4.1 The Night Sky
For as long as people have lived, the night sky has filled us with wonder. What are all of those points of light we call stars? Modern times and modern telescopes allow us to examine the sky with greater understanding of what we observe, but with no less wonder. Most of the points of light we see in the sky are stars, many of similar character to our own sun, but others with great differences in mass, size, and brightness. Some points of light are, in fact, distant galaxies of billions of stars. Astronomers continue to make fantastic discoveries.

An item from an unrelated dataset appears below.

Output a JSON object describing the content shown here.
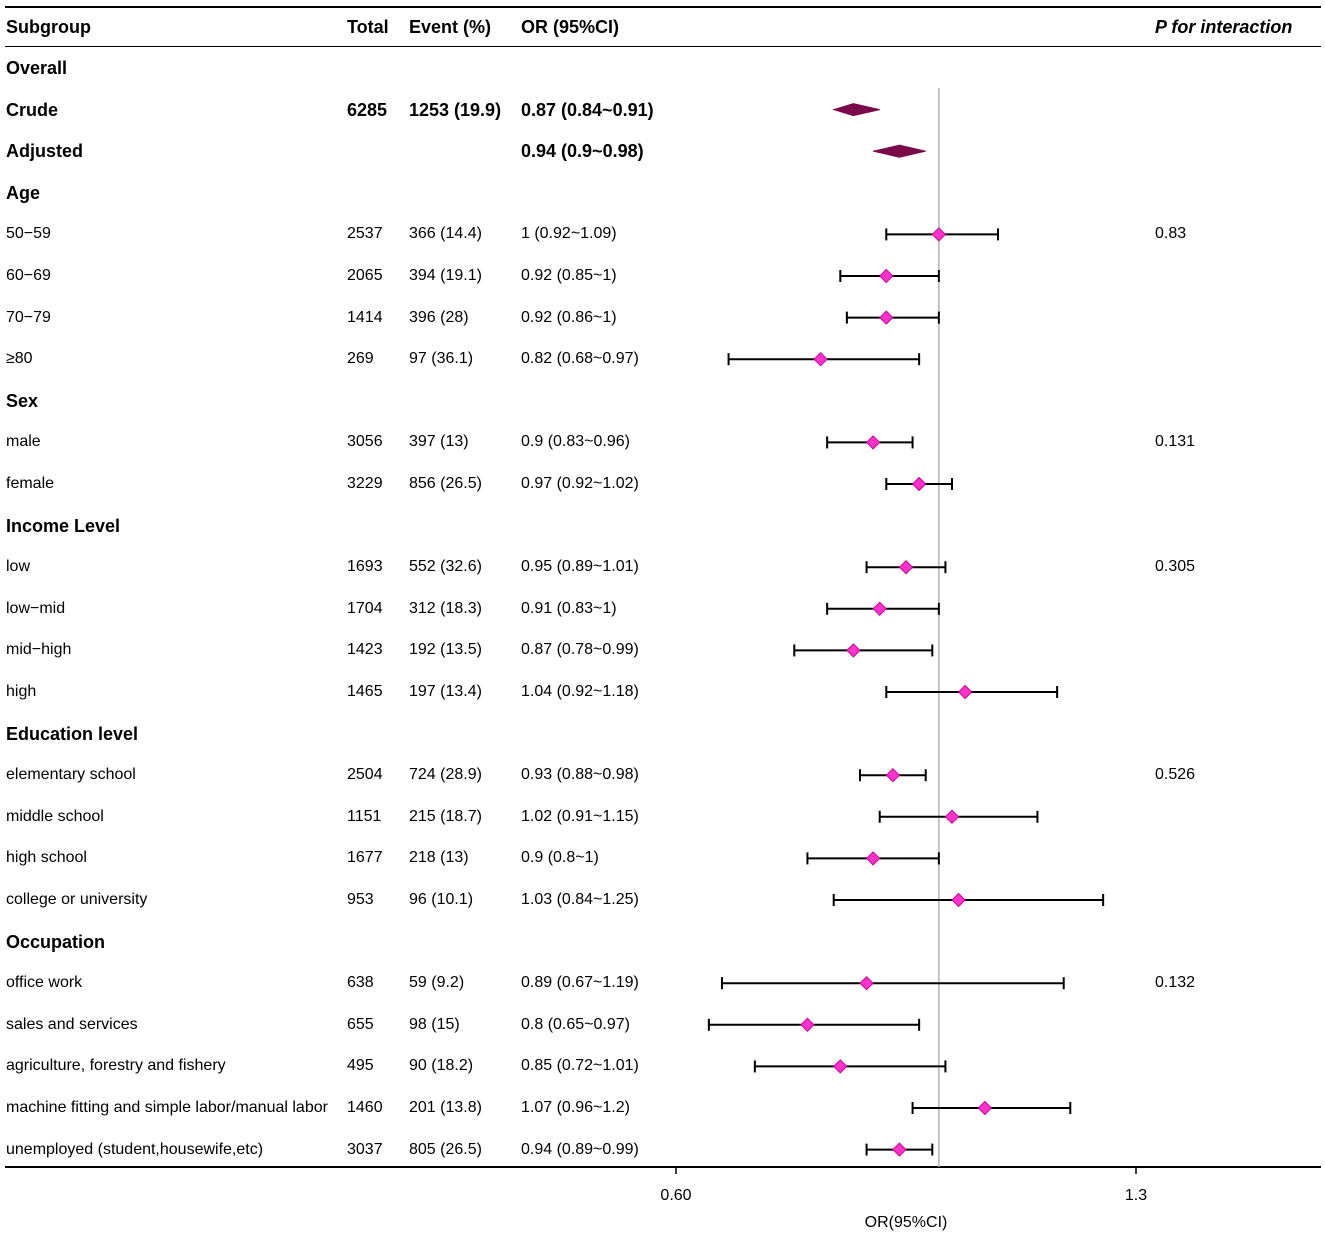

One natural question is, just as our Sun is orbited by eight planets (sorry Pluto), do other stars have planets? But whereas stars give off their own light, many of which are visible from the surface of the Earth at night to the naked eye, the only other planets visible by light with our eyes are some of the planets in our own solar system where the light from the sun is reflected back to Earth. We have no way to capture visible light reflecting from any potential exoplanets, planets outside of our own solar system.
4.2 Exoplanet Discovery
However, dating back to the late 1980s and early 1990s, astronomers using a variety of instruments and methods began to observe data that was interpreted, cautiously at first, as evidence of distant planets. This discovery of exoplanets, planets orbiting stars other than our own Sun, is now strongly supported by research by multiple different groups. The 1995 discovery of planet orbiting a main-sequence star was awarded the 2019 Nobel Prize in Physics. A main-sequence star is one that falls in a large continuous band in a stellar plot of color versus brightness. As of June 1, 2021, NASA reports the discovery of over 4,400 confirmed exoplanets and thousands of other candidates. NASA maintains a public data base NASA Exoplanet Archive that records exoplanet data. On the web site, values about the planets in each column are referred to as parameters, a word which has a different technical meaning in the field of statistics.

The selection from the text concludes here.